Abitare la frontiera (confinarla e sconfinarla)

Helena Maleno, Mussie Zerai, Valentina Chupik, Cedric Herrou, Carola Rackete, Walid, Zakia, Myriam, Anouk, sono la testimonianza che le frontiere, come enfatizzano gli studi critici, si riproducono ed in modo diverso. Si tratta di confini “Non territoriali, ma sociali, politici, legali, processi quotidiani e polimorfici1“.

Per questa prospettiva, “sono costantemente ricomposti da entità diverse come corpi, discorsi, pratiche e relazioni, generando così continuamente nuove definizioni di cosa o chi viene incluso ed escluso2”.

Difatti, la “criminalizzazione della solidarietà” è un processo fatto di diverse tendenze e strategie che le autorità utilizzano al fine di ostacolare il lavoro di coloro che difendono il diritto al movimento ed alla migrazione e può essere letto come un’interazione intrinsecamente contraddittoria tra i processi di debordering e rebordering, funzionali a spostare efficacemente aspetti chiave del confine da un sistema all’altro3. La colpevolezza imputata alle azioni solidali, ovverosia, ha comportato, la designazione di nuovi confini “interni”, tra azione umanitaria ed azione criminale confermandoli ed espandendoli.

Secondo i dati raccolti in 13 paesi europei, dalla piattaforma di ricerca ReSoma, tra il 2015 e il dicembre 2019, 171 difensori dei diritti dei migranti sono stati accusati (con almeno 60 casi di procedimenti penali) di “traffico di esseri umani”, “facilitazione dell’ingresso o del transito” e “facilitazione del soggiorno”.

Il rapporto Europe: Open Season on Solidarity del novembre 2021, pubblicato da The Oservatory for The Protection of Human Rights Defenders, composto da numerose fonti ufficiali, della stampa e della società civile e da oltre 20 interviste con attivisti ed organizzazioni che difendono i diritti dei migranti in 11 Paesi europei ed extra UE4, analizza le strategie che gli Stati e le istituzioni europee stanno utilizzando per annullare l’operato umanitario.

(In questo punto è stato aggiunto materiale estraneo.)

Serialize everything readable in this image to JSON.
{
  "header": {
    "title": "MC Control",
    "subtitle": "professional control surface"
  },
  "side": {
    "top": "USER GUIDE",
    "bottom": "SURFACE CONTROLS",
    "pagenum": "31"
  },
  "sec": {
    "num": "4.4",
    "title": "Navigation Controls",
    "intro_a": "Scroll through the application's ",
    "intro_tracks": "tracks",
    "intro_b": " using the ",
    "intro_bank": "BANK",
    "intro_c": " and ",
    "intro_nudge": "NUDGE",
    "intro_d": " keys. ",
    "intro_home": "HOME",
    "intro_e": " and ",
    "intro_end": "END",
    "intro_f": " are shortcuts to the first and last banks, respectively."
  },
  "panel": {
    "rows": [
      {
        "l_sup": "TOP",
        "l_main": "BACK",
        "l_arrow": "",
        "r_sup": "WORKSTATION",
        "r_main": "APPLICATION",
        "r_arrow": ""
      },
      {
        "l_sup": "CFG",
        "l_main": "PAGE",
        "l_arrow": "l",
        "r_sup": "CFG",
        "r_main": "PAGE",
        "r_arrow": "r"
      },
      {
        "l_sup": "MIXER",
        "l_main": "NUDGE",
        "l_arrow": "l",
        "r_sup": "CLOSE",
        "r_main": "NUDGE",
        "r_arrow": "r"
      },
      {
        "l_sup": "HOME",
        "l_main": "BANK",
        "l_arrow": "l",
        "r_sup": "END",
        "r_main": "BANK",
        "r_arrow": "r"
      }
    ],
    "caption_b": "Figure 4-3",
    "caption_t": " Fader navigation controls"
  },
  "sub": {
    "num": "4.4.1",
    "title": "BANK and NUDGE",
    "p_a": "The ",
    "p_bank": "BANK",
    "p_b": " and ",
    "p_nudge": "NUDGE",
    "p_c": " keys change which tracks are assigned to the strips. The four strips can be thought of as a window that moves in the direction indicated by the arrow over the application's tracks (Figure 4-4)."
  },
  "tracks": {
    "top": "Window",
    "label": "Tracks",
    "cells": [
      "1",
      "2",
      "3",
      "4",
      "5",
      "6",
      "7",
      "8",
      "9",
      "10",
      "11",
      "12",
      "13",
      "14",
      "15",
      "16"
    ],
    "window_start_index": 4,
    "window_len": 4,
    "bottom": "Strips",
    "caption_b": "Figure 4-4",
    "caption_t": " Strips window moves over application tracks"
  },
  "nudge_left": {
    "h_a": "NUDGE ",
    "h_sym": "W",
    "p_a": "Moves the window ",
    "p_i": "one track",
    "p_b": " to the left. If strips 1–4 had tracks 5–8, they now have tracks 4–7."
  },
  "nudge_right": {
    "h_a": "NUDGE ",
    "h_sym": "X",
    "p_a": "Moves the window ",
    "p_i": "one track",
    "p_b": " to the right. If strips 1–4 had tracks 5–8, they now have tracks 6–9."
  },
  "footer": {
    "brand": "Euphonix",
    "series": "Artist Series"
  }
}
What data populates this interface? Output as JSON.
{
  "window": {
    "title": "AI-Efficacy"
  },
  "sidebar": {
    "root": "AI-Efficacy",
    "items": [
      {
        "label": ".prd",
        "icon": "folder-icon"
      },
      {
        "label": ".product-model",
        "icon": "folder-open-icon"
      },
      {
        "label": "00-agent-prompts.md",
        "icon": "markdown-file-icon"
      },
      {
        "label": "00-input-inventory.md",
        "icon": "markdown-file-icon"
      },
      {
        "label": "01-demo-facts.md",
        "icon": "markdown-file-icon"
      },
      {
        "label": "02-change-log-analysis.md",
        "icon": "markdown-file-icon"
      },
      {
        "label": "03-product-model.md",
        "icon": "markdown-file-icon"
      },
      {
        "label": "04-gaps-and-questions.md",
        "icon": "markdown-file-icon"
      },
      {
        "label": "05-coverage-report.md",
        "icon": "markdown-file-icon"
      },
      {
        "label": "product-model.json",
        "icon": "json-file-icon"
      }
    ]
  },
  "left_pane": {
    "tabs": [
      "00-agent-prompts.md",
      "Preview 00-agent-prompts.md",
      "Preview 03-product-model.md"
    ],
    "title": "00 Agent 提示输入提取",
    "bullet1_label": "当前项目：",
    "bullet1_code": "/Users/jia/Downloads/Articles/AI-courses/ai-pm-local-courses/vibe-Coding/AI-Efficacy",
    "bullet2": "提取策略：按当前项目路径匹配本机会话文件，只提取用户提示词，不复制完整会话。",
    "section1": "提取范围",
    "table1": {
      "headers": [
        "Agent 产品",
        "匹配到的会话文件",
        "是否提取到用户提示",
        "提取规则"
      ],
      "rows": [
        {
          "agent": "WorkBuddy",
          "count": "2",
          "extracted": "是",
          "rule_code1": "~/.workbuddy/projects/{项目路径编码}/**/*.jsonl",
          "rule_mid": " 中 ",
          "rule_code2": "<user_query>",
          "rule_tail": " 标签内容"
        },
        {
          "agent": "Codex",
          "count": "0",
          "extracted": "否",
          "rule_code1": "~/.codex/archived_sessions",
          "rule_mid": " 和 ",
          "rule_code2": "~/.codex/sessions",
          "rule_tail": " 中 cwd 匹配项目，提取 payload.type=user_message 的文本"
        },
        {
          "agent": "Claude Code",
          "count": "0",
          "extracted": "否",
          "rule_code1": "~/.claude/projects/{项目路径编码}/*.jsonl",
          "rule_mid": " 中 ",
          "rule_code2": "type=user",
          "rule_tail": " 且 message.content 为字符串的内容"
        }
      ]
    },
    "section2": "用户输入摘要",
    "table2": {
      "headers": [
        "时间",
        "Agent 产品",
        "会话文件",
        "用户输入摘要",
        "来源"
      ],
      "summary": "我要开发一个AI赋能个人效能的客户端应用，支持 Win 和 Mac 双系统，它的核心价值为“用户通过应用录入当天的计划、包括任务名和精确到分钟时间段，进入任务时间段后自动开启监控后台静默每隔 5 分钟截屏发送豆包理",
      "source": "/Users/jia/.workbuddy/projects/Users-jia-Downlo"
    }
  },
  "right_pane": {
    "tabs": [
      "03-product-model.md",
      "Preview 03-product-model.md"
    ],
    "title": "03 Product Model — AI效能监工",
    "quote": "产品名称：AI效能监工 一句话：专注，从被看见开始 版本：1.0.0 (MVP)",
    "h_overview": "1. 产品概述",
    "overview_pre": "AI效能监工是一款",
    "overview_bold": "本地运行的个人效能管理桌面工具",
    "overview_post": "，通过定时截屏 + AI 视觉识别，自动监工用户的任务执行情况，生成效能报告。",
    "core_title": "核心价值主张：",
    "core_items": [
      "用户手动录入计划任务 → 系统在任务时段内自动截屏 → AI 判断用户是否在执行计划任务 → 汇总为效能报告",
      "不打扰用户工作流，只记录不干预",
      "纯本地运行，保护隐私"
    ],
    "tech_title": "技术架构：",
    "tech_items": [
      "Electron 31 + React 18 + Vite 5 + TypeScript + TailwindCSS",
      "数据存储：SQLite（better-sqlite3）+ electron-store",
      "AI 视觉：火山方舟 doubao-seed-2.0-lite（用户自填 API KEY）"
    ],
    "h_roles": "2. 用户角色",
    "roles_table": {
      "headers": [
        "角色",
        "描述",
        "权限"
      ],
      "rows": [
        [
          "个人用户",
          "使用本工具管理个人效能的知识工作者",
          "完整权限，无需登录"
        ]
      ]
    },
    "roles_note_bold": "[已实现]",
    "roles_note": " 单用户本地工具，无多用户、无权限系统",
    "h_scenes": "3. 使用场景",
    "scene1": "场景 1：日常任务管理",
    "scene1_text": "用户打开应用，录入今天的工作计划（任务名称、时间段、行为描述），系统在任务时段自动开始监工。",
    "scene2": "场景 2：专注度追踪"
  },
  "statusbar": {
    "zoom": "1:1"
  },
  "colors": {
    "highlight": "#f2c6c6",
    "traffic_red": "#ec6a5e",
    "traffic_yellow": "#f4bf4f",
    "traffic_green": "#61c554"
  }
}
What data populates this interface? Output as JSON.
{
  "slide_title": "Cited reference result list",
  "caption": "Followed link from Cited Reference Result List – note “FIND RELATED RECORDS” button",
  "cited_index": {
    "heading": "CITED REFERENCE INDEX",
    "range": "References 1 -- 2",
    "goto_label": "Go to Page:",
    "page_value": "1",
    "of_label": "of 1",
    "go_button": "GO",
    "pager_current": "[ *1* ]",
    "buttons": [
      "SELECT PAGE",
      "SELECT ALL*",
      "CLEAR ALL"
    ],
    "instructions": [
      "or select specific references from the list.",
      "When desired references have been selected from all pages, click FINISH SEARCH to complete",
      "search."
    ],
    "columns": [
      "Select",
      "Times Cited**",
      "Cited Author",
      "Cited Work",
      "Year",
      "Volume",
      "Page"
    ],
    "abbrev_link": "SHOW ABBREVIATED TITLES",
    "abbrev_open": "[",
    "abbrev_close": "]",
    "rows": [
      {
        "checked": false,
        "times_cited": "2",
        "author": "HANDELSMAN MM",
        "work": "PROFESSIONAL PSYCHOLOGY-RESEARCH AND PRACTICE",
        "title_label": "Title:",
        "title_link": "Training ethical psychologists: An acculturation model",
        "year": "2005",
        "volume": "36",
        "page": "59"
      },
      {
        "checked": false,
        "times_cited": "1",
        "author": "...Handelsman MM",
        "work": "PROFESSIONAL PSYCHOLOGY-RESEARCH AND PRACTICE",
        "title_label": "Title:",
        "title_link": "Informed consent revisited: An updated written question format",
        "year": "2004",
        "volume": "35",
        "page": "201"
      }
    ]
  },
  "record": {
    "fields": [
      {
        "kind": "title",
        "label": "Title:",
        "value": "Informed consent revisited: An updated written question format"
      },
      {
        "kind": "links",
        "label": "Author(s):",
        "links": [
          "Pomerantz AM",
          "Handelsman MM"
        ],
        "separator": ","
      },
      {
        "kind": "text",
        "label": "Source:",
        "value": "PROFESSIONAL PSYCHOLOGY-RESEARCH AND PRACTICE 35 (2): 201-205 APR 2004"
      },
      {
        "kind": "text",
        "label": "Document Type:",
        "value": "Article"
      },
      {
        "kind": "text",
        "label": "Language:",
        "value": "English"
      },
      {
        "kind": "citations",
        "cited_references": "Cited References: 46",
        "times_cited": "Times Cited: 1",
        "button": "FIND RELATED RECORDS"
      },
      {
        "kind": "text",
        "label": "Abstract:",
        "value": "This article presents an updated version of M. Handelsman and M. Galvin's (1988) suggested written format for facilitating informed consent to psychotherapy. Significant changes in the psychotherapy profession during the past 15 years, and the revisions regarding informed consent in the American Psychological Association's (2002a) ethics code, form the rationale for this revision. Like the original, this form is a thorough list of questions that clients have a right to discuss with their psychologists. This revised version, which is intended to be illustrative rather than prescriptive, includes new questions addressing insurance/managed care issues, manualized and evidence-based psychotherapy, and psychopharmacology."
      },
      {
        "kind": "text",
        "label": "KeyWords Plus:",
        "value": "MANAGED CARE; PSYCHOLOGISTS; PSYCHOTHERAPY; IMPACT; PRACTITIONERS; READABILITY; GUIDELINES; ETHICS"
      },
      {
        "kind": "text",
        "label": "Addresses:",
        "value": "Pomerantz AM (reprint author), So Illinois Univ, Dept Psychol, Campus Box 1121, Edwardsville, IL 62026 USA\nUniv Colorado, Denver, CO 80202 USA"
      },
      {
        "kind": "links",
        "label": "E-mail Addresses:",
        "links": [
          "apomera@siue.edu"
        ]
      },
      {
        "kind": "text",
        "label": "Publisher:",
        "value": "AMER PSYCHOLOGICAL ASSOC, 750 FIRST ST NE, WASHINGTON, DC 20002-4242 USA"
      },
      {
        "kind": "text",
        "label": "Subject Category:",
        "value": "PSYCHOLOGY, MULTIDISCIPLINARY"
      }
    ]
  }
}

La Direttiva 2002/905 del Consiglio Europeo evidenzia che tali attività sono criminali “quando sono commesse intenzionalmente e allo scopo di ottenere, direttamente o indirettamente, un vantaggio finanziario o di altro tipo“. All’art. 1 si raccomanda l’introduzione dell’eccezione per l’assistenza umanitaria, pur delegando agli Stati membri l’opportunità di interpretare questa eccezione. L’articolo 16, inoltre, richiede che “ogni Stato parte [fornisca] un’assistenza appropriata ai migranti le cui vite sono state messe in pericolo“.

Per le ONG intervistate, il termine “beneficio finanziario o materiale” incluso nella definizione di “trafficante di esseri umani” può essere interpretato in modo eccessivamente ampio, fino ad arrivare ad includere, ad esempio, il caso di un tassista che abbia trasportato sotto compenso un migrante in situazione irregolare o un cittadino che fitti una stanza a un prezzo equo a un migrante in situazione irregolare.

ReSoma riporta che “l’agevolazione dell’ingresso è un reato penale, anche senza l’intento di trarre profitto, in 24 dei 28 Stati membri dell’UE”.

Tre sono i modelli che favoriscono la criminalizzazione della solidarietà: a) la creazione di un ambiente ostile intorno alla migrazione; b) l’uso del diritto amministrativo per ostacolare il lavoro di difesa dei diritti umani; e infine, c) l’uso del diritto penale per mettere a tacere le voci.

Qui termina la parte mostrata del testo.